Ahora es un museo de nombres antiguos.
La inquietud los devora.
Retengo figuras en la sombra,
moviendo las manos en sus quehaceres,
tejiendo la seda de la vida.
Sin mirarme, sin verme...
Este instante es cómplice de la eternidad.
El tapiz de la ausencia nos separa.
Y no pueden verme.
En el silencio penetra una luz dorada,
azotada por el viento gélido que peina el mar.
Lleva una canción en el misterio de su resplandor,
pero no canta.
Los nombres del pasado están escritos en letreros
que bambolean mecidos por el viento.
El tuyo tiene tu sabor en mis labios,
a sal,
al imposible retorno del pasado.
El resto de los nombres tienen ese tono apagado
de los objetos lamidos por la lluvia, el viento y la arena.

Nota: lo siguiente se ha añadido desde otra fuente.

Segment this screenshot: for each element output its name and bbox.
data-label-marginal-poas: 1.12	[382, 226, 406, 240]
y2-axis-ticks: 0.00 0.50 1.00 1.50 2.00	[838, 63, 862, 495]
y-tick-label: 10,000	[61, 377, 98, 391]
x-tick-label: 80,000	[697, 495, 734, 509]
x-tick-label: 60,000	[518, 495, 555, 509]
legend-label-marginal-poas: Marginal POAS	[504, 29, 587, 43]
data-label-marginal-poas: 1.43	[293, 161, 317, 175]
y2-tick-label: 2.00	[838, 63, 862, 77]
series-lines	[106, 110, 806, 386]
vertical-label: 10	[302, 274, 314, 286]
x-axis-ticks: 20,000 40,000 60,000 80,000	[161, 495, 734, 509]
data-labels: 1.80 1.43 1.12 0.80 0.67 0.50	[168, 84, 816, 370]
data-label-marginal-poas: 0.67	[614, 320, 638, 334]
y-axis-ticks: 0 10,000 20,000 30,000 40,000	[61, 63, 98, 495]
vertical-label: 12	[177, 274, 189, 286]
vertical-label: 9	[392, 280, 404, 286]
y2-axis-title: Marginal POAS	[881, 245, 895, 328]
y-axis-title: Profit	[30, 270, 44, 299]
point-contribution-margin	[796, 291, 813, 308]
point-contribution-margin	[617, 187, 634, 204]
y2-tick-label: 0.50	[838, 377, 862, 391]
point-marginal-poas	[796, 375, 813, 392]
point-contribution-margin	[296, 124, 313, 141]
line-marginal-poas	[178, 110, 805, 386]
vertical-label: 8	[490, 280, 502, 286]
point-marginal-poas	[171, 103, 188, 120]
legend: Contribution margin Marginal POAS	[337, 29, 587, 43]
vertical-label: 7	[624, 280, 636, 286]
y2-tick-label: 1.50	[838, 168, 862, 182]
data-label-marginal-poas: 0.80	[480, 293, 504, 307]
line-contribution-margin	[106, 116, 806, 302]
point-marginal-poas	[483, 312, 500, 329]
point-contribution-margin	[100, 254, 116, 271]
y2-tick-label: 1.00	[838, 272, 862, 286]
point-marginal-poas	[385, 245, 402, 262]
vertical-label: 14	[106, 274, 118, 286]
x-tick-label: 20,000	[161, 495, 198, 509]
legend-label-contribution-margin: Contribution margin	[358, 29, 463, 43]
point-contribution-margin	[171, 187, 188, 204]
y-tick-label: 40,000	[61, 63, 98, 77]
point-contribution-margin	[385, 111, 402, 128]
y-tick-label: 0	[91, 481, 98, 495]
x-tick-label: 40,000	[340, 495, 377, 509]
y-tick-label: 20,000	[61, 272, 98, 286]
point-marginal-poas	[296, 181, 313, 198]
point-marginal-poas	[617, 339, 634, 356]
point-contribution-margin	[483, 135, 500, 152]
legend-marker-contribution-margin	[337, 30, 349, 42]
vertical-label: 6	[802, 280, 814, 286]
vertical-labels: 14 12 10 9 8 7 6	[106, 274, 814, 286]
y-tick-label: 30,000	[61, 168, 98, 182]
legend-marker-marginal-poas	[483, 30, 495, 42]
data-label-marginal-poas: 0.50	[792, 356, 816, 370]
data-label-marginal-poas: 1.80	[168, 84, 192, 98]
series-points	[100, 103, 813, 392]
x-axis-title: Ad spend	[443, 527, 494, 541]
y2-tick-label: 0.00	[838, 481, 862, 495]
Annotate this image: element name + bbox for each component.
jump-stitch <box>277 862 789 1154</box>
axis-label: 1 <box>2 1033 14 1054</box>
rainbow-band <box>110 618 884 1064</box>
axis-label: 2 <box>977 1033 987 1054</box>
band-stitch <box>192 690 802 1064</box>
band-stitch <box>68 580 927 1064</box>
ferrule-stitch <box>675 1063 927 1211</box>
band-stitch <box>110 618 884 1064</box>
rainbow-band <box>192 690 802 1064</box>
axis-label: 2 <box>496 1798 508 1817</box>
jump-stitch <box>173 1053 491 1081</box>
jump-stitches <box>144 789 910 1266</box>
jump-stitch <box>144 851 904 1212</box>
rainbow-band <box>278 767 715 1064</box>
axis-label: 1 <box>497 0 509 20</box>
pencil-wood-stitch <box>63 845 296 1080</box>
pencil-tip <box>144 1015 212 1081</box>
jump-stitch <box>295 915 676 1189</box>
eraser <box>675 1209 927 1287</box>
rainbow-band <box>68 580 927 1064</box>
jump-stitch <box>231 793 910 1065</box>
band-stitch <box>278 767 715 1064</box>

En algún momento todo cambia,
entras en el escenario y seleccionas las fotografías
que enseñarás al que hay en la orilla,
justo en el punto de partida,
otro tú,
un hijo de nombres agujereados,
un desconocido que lleva la voluntad del alma tatuada
y que pregunta por las figuras y los nombres
para reconocer su sombra y desarmarla.
Y al final nos heredarán nuestros hijos
ascendiendo por las frágiles ramas del árbol familiar,
donde tiene su hogar la luz que no canta.
Les explicaremos,
entre los sorbos de un agua salada,
quienes dejamos de ser.
Y nos verán reflejados en la orilla.